今年の夏は蝉の声がしない。蝶々もあまり見ない。スズメたちが朝から元気よく鳴いていてその数が増えているようだ。ゆえに「異常」な夏だ。というような多様であるべき現象を短絡的に「異常」と捉える思考方法が流行っている。しかし、この世の中は簡単には断定できないことだらけだと思う。紫陽花は咲きました。
『ジャポニスムー幻想の日本』(馬淵明子著 ブリュッケ 2004年刊)
19世紀後半の西欧におけるジャポニスムに関心を持った。受容した西欧社会の状況、日本文化の特徴はどうだったのか。
絵画の分野では、印象派やポスト印象派などの画家の作品から、浮世絵版画の色使いや構図において、また屏風や着物など「日本趣味」の品物が描き込まれていることから大きな影響を受けたことがわかる。
工芸でも、日本の煙管、扇子、団扇、焼物、掛軸、手箱などの工芸品は、その高い芸術性が評価され万国博覧会の機会などを通して大量に輸出された。ウイリアム・モリスの主導による西欧工芸を対象にしたアーツ・アンド・クラフツ運動にもジャポニスムの影響がある。日本では、これら名もなき職人たちの手仕事によって作り出された美しく温かみのある日常雑器を昭和初期に柳宗悦は「民藝」と名付け光を当てた。
この西欧の日本との出会いは、ルネサンス以来の伝統的価値観が混迷する中においてであった。すなわちキリスト教思想においては、人間を統括するのが神であり、世界は人間に近い順にヒエラルキーを構成している。動植物や山河などの自然は、地位が低く美術の素材としては軽んじられてきた。
一方、日本では美術のモティーフとして自然景観や動植物は重要なものとして扱われてきた。古い秩序に疑問を持っていた西欧の芸術家たちにとってジャポニスムが描く世界は、共感を持って受容できるものであった。また、人気を博した葛飾北斎らは、権力と結びついた幕府お抱えの身分だったのではなく、庶民社会における芸術家として紹介された。

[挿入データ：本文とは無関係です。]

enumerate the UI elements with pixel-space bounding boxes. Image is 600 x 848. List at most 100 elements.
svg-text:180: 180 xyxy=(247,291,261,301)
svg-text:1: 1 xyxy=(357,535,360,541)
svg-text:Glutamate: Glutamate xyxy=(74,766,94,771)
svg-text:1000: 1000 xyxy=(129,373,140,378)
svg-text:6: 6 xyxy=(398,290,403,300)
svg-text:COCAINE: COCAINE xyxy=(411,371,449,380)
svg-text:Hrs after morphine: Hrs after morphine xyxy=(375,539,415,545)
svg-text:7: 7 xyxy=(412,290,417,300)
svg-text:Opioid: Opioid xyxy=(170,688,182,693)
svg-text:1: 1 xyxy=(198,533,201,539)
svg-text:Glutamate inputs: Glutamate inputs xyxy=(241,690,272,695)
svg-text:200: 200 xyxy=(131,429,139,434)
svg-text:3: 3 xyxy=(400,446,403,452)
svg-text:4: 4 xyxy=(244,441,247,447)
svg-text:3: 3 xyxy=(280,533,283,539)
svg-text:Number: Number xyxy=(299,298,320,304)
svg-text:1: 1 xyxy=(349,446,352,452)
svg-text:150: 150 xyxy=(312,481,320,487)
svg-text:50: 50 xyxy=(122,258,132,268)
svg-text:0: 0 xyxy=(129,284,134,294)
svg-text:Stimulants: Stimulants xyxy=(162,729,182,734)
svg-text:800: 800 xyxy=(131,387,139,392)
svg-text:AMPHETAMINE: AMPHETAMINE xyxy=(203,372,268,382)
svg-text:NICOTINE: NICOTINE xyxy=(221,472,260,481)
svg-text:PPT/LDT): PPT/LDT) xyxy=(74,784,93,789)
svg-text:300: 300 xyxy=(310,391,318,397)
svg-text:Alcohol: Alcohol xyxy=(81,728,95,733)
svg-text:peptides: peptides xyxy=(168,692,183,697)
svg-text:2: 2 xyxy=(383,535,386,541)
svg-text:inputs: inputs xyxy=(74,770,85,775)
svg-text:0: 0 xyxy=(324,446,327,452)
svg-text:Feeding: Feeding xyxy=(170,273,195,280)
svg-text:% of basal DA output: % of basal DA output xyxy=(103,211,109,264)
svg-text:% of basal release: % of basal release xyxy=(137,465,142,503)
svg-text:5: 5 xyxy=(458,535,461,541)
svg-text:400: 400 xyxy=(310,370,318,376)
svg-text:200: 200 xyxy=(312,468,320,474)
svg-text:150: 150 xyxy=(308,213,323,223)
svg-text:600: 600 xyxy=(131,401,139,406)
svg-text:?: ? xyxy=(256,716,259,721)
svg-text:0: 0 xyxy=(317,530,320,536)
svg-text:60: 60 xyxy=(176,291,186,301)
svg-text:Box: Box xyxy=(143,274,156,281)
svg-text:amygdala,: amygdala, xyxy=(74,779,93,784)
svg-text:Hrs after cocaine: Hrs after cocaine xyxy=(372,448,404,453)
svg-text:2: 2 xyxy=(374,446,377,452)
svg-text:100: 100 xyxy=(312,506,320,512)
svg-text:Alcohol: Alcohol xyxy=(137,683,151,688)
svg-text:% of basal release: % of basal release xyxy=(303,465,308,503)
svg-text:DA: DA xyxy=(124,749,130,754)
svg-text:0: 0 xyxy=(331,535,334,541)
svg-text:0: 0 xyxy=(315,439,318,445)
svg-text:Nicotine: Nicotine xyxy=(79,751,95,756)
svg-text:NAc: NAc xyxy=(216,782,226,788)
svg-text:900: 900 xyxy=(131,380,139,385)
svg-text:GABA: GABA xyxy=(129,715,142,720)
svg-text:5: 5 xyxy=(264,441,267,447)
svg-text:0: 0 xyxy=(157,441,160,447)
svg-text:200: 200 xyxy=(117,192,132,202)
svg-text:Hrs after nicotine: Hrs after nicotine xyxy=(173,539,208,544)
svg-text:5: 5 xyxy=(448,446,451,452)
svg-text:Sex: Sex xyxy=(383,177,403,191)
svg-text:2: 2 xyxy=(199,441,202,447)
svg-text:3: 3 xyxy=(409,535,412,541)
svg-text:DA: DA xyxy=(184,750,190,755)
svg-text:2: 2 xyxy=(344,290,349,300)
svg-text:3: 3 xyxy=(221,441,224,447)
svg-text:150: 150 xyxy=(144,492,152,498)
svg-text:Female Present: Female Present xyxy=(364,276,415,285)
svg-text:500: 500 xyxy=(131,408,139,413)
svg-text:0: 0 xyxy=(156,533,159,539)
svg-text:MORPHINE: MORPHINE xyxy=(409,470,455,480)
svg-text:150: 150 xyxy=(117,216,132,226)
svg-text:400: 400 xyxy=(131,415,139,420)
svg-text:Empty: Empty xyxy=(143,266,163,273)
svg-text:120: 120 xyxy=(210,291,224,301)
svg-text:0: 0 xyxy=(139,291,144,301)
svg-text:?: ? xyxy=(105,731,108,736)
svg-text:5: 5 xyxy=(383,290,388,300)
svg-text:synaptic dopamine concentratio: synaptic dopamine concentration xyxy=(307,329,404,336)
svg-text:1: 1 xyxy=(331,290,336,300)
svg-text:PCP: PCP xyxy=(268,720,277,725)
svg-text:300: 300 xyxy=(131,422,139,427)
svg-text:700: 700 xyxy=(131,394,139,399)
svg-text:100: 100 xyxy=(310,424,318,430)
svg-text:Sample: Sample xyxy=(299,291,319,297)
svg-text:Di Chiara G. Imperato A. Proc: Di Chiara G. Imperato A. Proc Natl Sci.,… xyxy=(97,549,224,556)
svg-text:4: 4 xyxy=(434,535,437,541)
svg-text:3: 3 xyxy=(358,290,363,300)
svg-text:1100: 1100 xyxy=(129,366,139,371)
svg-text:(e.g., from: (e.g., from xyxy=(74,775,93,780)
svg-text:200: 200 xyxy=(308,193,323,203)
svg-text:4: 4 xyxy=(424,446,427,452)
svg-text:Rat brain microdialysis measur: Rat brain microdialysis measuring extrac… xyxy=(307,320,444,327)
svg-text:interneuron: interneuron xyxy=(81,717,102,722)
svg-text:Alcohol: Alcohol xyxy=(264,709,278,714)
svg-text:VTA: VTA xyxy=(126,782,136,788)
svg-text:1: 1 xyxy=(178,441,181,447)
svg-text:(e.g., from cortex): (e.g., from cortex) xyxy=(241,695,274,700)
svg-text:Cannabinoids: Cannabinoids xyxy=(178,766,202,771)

さらに、西欧には表現方法における序列もあった。「大芸術」は絵画、彫刻、建築などであり、装飾美術、工芸などの「小芸術」に比して優れているという考え方である。モリスらは、日本には西欧のような区別や差別がないことを語っており、これらの垣根を取り払い芸術の中での平等を築こうとした。
19世紀後半の画家たち、マネ、モネ、ドガ、ゴーギャン、ゴッホ、ロートレック、ルノワール、セザンヌらの展覧会は常に盛況だ。その理由のひとつは、宗教画や貴族の肖像画などとは異なり、彼らの作品の中にジャポニスムのDNAを感じることができるからだと思う。また、逝きし世としての江戸時代における庶民文化水準の高さを再認識した。